Gente in Aspromonte è una raccolta di racconti dello scrittore calabrese Corrado Alvaro, ed è considerata tra le più alte espressioni della letteratura meridionalistica, esempio di neorealismo novecentesco. Pubblicato per la prima volta a Firenze da Le Monnier nel 1930, è un’opera che racconta la difficile vita dei pastori in Aspromonte, nei primi del Novecento che vivono nelle case costruite di frasche e di fango, dormono insieme agli animali e vanno in giro coi lunghi cappucci attaccati ad una mantelletta triangolare che protegge le spalle.
Gente in Aspromonte: trama, contenuti e stile
L’inizio della vicenda è un’evocazione della vita in Aspromonte, che diviene un tutt’uno con il paesaggio severo, aspro e solenne, con le precarie capanne abitate dai pastori nella stagione invernale, con i pellegrinaggi al Santuario della Madonna di Polsi e le manifestazioni popolari, con i canti accompagnati dal suono della zampogna. Segue poi l’inizio della storia con modi narrativi più spezzati, ma con lo stesso ritmo delle immagini. Protagonista di Gente in Aspromonte è la famiglia del pastore Argirò, che sogna la possibilità di riscattarsi dalla propria miseria, dalla subordinazione ai padroni delle terre e delle mandrie, e di portare almeno uno dei figli al compimento degli studi. Argirò sottopone sé stesso alle fatiche più aspre, ma una serie di avvenimenti, dalla perdita dei buoi che aveva avuto in custodia dal padrone Mezzatesta, che cadono in un burrone, all’incendio doloso della sua stalla, gli impediscono di raggiungere i suoi obiettivi. A questo punto, il figlio Antonello, matura dentro di sé la coscienza della posizione di sottomissione della sua famiglia e della classe sociale a cui appartiene, e si ribella disperatamente alle ingiustizie che si ripetono ciclicamente: dopo aver sterminato le mandrie del padrone e distribuito la carne ai compaesani, getta il fucile e si consegna ai carabinieri e dice: «Finalmente potrò parlare con la giustizia, che ci è voluto per poterla incontrare, e dirle il fatto mio!».

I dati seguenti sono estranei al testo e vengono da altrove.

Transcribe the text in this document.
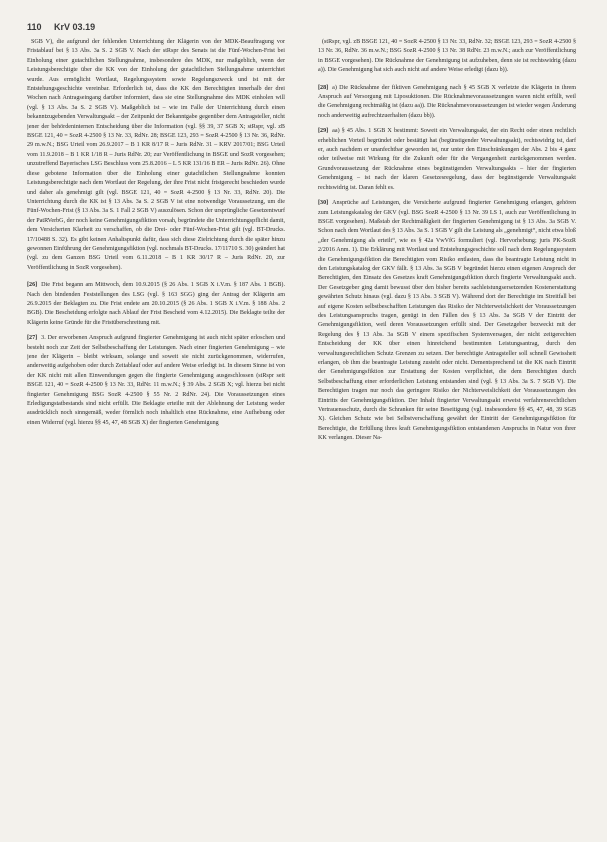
110 KrV 03.19

SGB V), die aufgrund der fehlenden Unterrichtung der Klägerin von der MDK-Beauftragung vor Fristablauf bei § 13 Abs. 3a S. 2 SGB V. Nach der stRspr des Senats ist die Fünf-Wochen-Frist bei Einholung einer gutachtlichen Stellungnahme, insbesondere des MDK, nur maßgeblich, wenn der Leistungsberechtigte über die KK von der Einholung der gutachtlichen Stellungnahme unterrichtet wurde. Aus ermöglicht Wortlaut, Regelungssystem sowie Regelungszweck und ist mit der Entstehungsgeschichte vereinbar. Erforderlich ist, dass die KK den Berechtigten innerhalb der drei Wochen nach Antragseingang darüber informiert, dass sie eine Stellungnahme des MDK einholen will (vgl. § 13 Abs. 3a S. 2 SGB V). Maßgeblich ist – wie im Falle der Unterrichtung durch einen bekanntzugebenden Verwaltungsakt – der Zeitpunkt der Bekanntgabe gegenüber dem Antragsteller, nicht jener der behördeninternen Entscheidung über die Information (vgl. §§ 39, 37 SGB X; stRspr, vgl. zB BSGE 121, 40 = SozR 4-2500 § 13 Nr. 33, RdNr. 28; BSGE 123, 293 = SozR 4-2500 § 13 Nr. 36, RdNr. 29 m.w.N.; BSG Urteil vom 26.9.2017 – B 1 KR 8/17 R – Juris RdNr. 31 – KRV 2017/01; BSG Urteil vom 11.9.2018 – B 1 KR 1/18 R – Juris RdNr. 20; zur Veröffentlichung in BSGE und SozR vorgesehen; unzutreffend Bayerisches LSG Beschluss vom 25.8.2016 – L 5 KR 131/16 B ER – Juris RdNr. 26). Ohne diese gebotene Information über die Einholung einer gutachtlichen Stellungnahme konnten Leistungsberechtigte nach dem Wortlaut der Regelung, der ihre Frist nicht fristgerecht beschieden wurde und daher als genehmigt gilt (vgl. BSGE 121, 40 = SozR 4-2500 § 13 Nr. 33, RdNr. 20). Die Unterrichtung durch die KK ist § 13 Abs. 3a S. 2 SGB V ist eine notwendige Voraussetzung, um die Fünf-Wochen-Frist (§ 13 Abs. 3a S. 1 Fall 2 SGB V) auszulösen. Schon der ursprüngliche Gesetzentwurf der PatRVerbG, der noch keine Genehmigungsfiktion vorsah, begründete die Unterrichtungspflicht damit, dem Versicherten Klarheit zu verschaffen, ob die Drei- oder Fünf-Wochen-Frist gilt (vgl. BT-Drucks. 17/10488 S. 32). Es gibt keinen Anhaltspunkt dafür, dass sich diese Zielrichtung durch die später hinzu gewonnen Einführung der Genehmigungsfiktion (vgl. nochmals BT-Drucks. 17/11710 S. 30) geändert hat (vgl. zu dem Ganzen BSG Urteil vom 6.11.2018 – B 1 KR 30/17 R – Juris RdNr. 20, zur Veröffentlichung in SozR vorgesehen).

[26] Die Frist begann am Mittwoch, dem 10.9.2015 (§ 26 Abs. 1 SGB X i.V.m. § 187 Abs. 1 BGB). Nach den bindenden Feststellungen des LSG (vgl. § 163 SGG) ging der Antrag der Klägerin am 26.9.2015 der Beklagten zu. Die Frist endete am 20.10.2015 (§ 26 Abs. 1 SGB X i.V.m. § 188 Abs. 2 BGB). Die Bescheidung erfolgte nach Ablauf der Frist Bescheid vom 4.12.2015). Die Beklagte teilte der Klägerin keine Gründe für die Fristüberschreitung mit.

[27] 3. Der erworbenen Anspruch aufgrund fingierter Genehmigung ist auch nicht später erloschen und besteht noch zur Zeit der Selbstbeschaffung der Leistungen. Nach einer fingierten Genehmigung – wie jene der Klägerin – bleibt wirksam, solange und soweit sie nicht zurückgenommen, widerrufen, anderweitig aufgehoben oder durch Zeitablauf oder auf andere Weise erledigt ist. In diesem Sinne ist von der KK nicht mit allen Einwendungen gegen die fingierte Genehmigung ausgeschlossen (stRspr seit BSGE 121, 40 = SozR 4-2500 § 13 Nr. 33, RdNr. 11 m.w.N.; § 39 Abs. 2 SGB X; vgl. hierzu bei nicht fingierter Genehmigung BSG SozR 4-2500 § 55 Nr. 2 RdNr. 24). Die Voraussetzungen eines Erledigungstatbestands sind nicht erfüllt. Die Beklagte erteilte mit der Ablehnung der Leistung weder ausdrücklich noch sinngemäß, weder förmlich noch inhaltlich eine Rücknahme, eine Aufhebung oder einen Widerruf (vgl. hierzu §§ 45, 47, 48 SGB X) der fingierten Genehmigung

(stRspr, vgl. zB BSGE 121, 40 = SozR 4-2500 § 13 Nr. 33, RdNr. 32; BSGE 123, 293 = SozR 4-2500 § 13 Nr. 36, RdNr. 36 m.w.N.; BSG SozR 4-2500 § 13 Nr. 38 RdNr. 23 m.w.N.; auch zur Veröffentlichung in BSGE vorgesehen). Die Rücknahme der Genehmigung ist aufzuheben, denn sie ist rechtswidrig (dazu a)). Die Genehmigung hat sich auch nicht auf andere Weise erledigt (dazu b)).

[28] a) Die Rücknahme der fiktiven Genehmigung nach § 45 SGB X verletzte die Klägerin in ihrem Anspruch auf Versorgung mit Liposuktionen. Die Rücknahmevoraussetzungen waren nicht erfüllt, weil die Genehmigung rechtmäßig ist (dazu aa)). Die Rücknahmevoraussetzungen ist wieder wegen Änderung noch anderweitig aufrechtzuerhalten (dazu bb)).

[29] aa) § 45 Abs. 1 SGB X bestimmt: Soweit ein Verwaltungsakt, der ein Recht oder einen rechtlich erheblichen Vorteil begründet oder bestätigt hat (begünstigender Verwaltungsakt), rechtswidrig ist, darf er, auch nachdem er unanfechtbar geworden ist, nur unter den Einschränkungen der Abs. 2 bis 4 ganz oder teilweise mit Wirkung für die Zukunft oder für die Vergangenheit zurückgenommen werden. Grundvoraussetzung der Rücknahme eines begünstigenden Verwaltungsakts – hier der fingierten Genehmigung – ist nach der klaren Gesetzesregelung, dass der begünstigende Verwaltungsakt rechtswidrig ist. Daran fehlt es.

[30] Ansprüche auf Leistungen, die Versicherte aufgrund fingierter Genehmigung erlangen, gehören zum Leistungskatalog der GKV (vgl. BSG SozR 4-2500 § 13 Nr. 39 LS 1, auch zur Veröffentlichung in BSGE vorgesehen). Maßstab der Rechtmäßigkeit der fingierten Genehmigung ist § 13 Abs. 3a SGB V. Schon nach dem Wortlaut des § 13 Abs. 3a S. 1 SGB V gilt die Leistung als „genehmigt“, nicht etwa bloß „der Genehmigung als erteilt“, wie es § 42a VwVfG formuliert (vgl. Hervorhebung; juris PK-SozR 2/2016 Anm. 1). Die Erklärung mit Wortlaut und Entstehungsgeschichte soll nach dem Regelungssystem die Genehmigungsfiktion die Berechtigten vom Risiko entlasten, dass die beantragte Leistung nicht in den Leistungskatalog der GKV fällt. § 13 Abs. 3a SGB V begründet hierzu einen eigenen Anspruch der Berechtigten, den Einsatz des Gesetzes kraft Genehmigungsfiktion durch fingierte Verwaltungsakt auch. Der Gesetzgeber ging damit bewusst über den bisher bereits sachleistungsersetzenden Kostenerstattung gewährten Schutz hinaus (vgl. dazu § 13 Abs. 3 SGB V). Während dort der Berechtigte im Streitfall bei auf eigene Kosten selbstbeschafften Leistungen das Risiko der Nichterweislichkeit der Voraussetzungen des Leistungsanspruchs tragen, genügt in den Fällen des § 13 Abs. 3a SGB V der Eintritt der Genehmigungsfiktion, weil deren Voraussetzungen erfüllt sind. Der Gesetzgeber bezweckt mit der Regelung des § 13 Abs. 3a SGB V einem spezifischen Systemversagen, der nicht zeitgerechten Entscheidung der KK über einen hinreichend bestimmten Leistungsantrag, durch den verwaltungsrechtlichen Schutz Grenzen zu setzen. Der berechtigte Antragsteller soll schnell Gewissheit erlangen, ob ihm die beantragte Leistung zusteht oder nicht. Dementsprechend ist die KK nach Eintritt der Genehmigungsfiktion zur Erstattung der Kosten verpflichtet, die dem Berechtigten durch Selbstbeschaffung einer erforderlichen Leistung entstanden sind (vgl. § 13 Abs. 3a S. 7 SGB V). Die Berechtigten tragen nur noch das geringere Risiko der Nichterweislichkeit der Voraussetzungen des Eintritts der Genehmigungsfiktion. Der Inhalt fingierter Verwaltungsakt erweist verfahrensrechtlichen Vertrauensschutz, durch die Schranken für seine Beseitigung (vgl. insbesondere §§ 45, 47, 48, 39 SGB X). Gleichen Schutz wie bei Selbstverschaffung gewährt der Eintritt der Genehmigungsfiktion für Berechtigte, die Erfüllung ihres kraft Genehmigungsfiktion entstandenen Anspruchs in Natur von ihrer KK verlangen. Dieser Na-
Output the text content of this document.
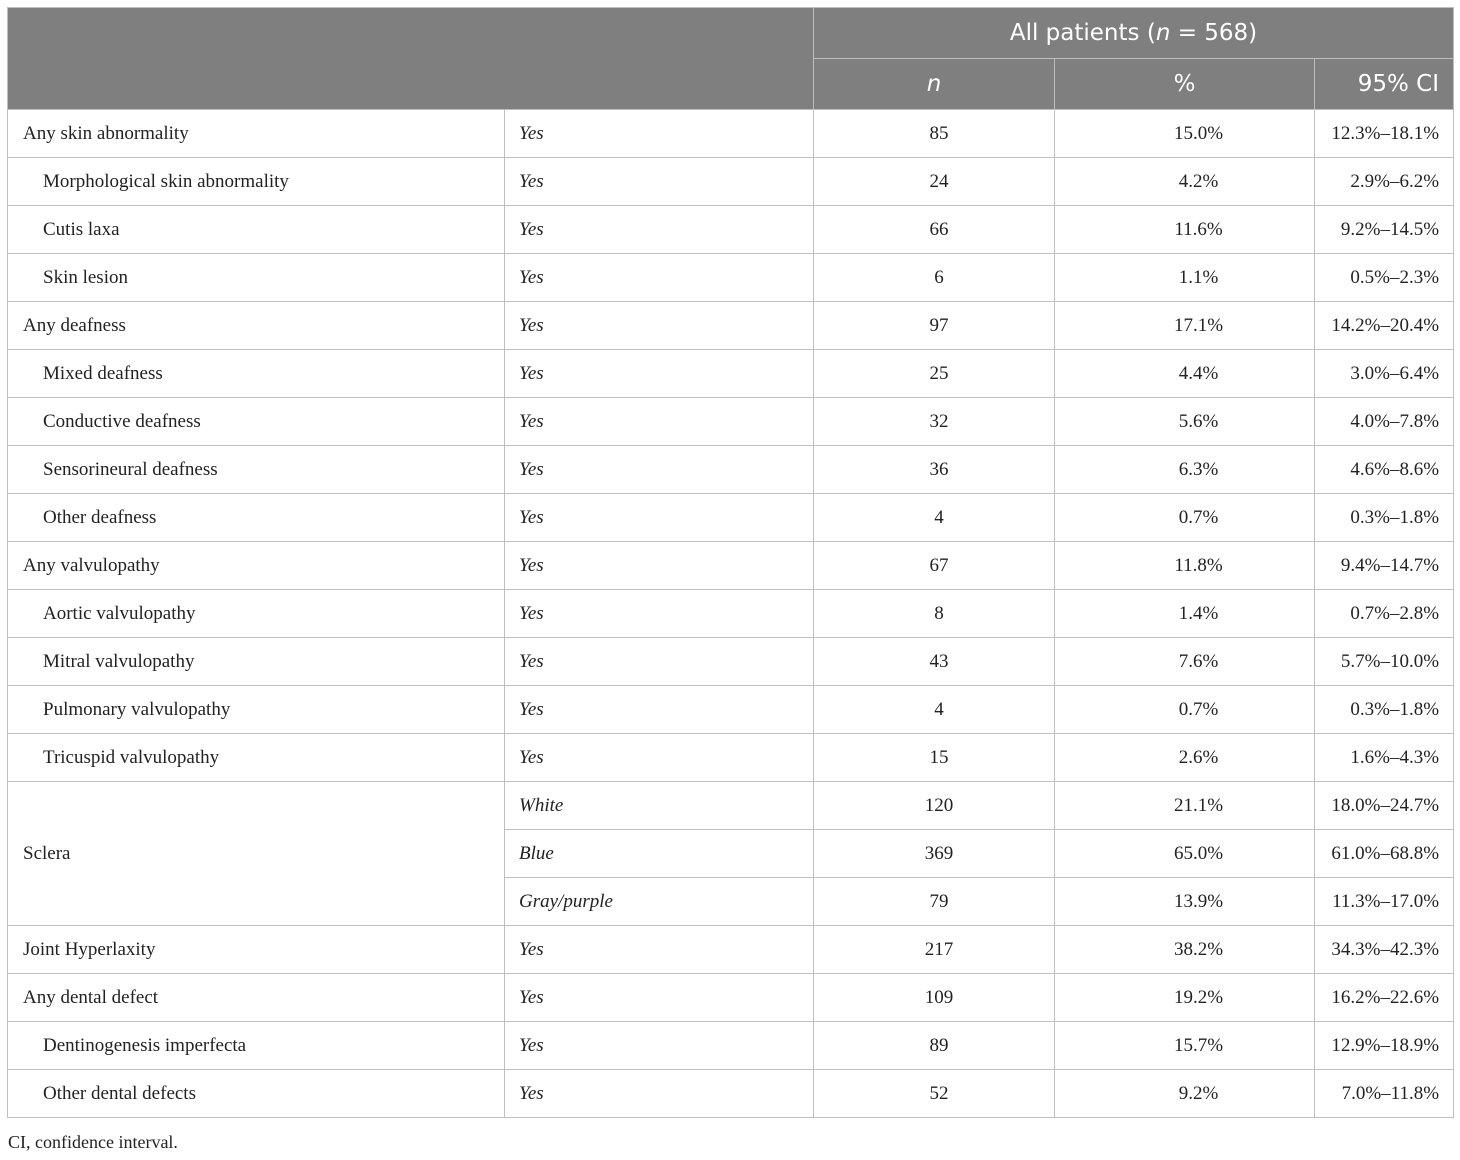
		All patients (n = 568)		
		n	%	95% CI
Any skin abnormality	Yes	85	15.0%	12.3%–18.1%
Morphological skin abnormality	Yes	24	4.2%	2.9%–6.2%
Cutis laxa	Yes	66	11.6%	9.2%–14.5%
Skin lesion	Yes	6	1.1%	0.5%–2.3%
Any deafness	Yes	97	17.1%	14.2%–20.4%
Mixed deafness	Yes	25	4.4%	3.0%–6.4%
Conductive deafness	Yes	32	5.6%	4.0%–7.8%
Sensorineural deafness	Yes	36	6.3%	4.6%–8.6%
Other deafness	Yes	4	0.7%	0.3%–1.8%
Any valvulopathy	Yes	67	11.8%	9.4%–14.7%
Aortic valvulopathy	Yes	8	1.4%	0.7%–2.8%
Mitral valvulopathy	Yes	43	7.6%	5.7%–10.0%
Pulmonary valvulopathy	Yes	4	0.7%	0.3%–1.8%
Tricuspid valvulopathy	Yes	15	2.6%	1.6%–4.3%
Sclera	White	120	21.1%	18.0%–24.7%
	Blue	369	65.0%	61.0%–68.8%
	Gray/purple	79	13.9%	11.3%–17.0%
Joint Hyperlaxity	Yes	217	38.2%	34.3%–42.3%
Any dental defect	Yes	109	19.2%	16.2%–22.6%
Dentinogenesis imperfecta	Yes	89	15.7%	12.9%–18.9%
Other dental defects	Yes	52	9.2%	7.0%–11.8%
CI, confidence interval.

Il mondo pastorale viene presentato da Alvaro attraverso la poetica trasfigurazione del ricordo di chi vive altrove, ma è nato in quella terra aspra. La rievocazione del mondo calabrese è una denuncia della vita dei pastori, delle ingiustizie sociali e di una certa mentalità superstiziosa e chiusa di quella gente. Con Gente in Aspromonte, Corrado Alvaro non solo ha inaugurato un tema legato alla sua terra, il quale risulterà costante nella sua produzione letteraria, ma ha apportato nuova linfa alla tradizione della narrativa regionale e meridionale, quella tradizionale di Verga, Capuana, De Roberto, e Pirandello, sebbene in Alvaro vi sia una differenza: alla società meridionale senza speranza di questi autori, lo scrittore calabrese contrappone un mondo arcaico dove prevalgono l’ignoranza e la fatalità che però non sono immutabili; non a caso Alvaro riesce a cogliere di quel mondo culturalmente arretrato segni di trasformazione che infondono speranza.
Una delle pagine più belle di Gente in Aspromonte è quella in cui l’autore evoca la propria terra d’origine attraverso il ritratto di Melusina che incarna il desolato Aspromonte ignorato dalla storia e dal progresso: è una figura che sfuma nel simbolo: “Questo paese è dove è rimasta Melusina, e la sua bellezza d’una vita finita, d’una tradizione abbandonata, d’una natura spenta e inodora”. I sentimenti e i pregiudizi di Melusina, che Alvaro coglie sottilmente nel loro affiorare ancora confuso e inconsapevole, sono elementari e ancestrali: dal pittore che scruta la sua figura per ritrarla, Melusina si sente come violata e “compromessa”.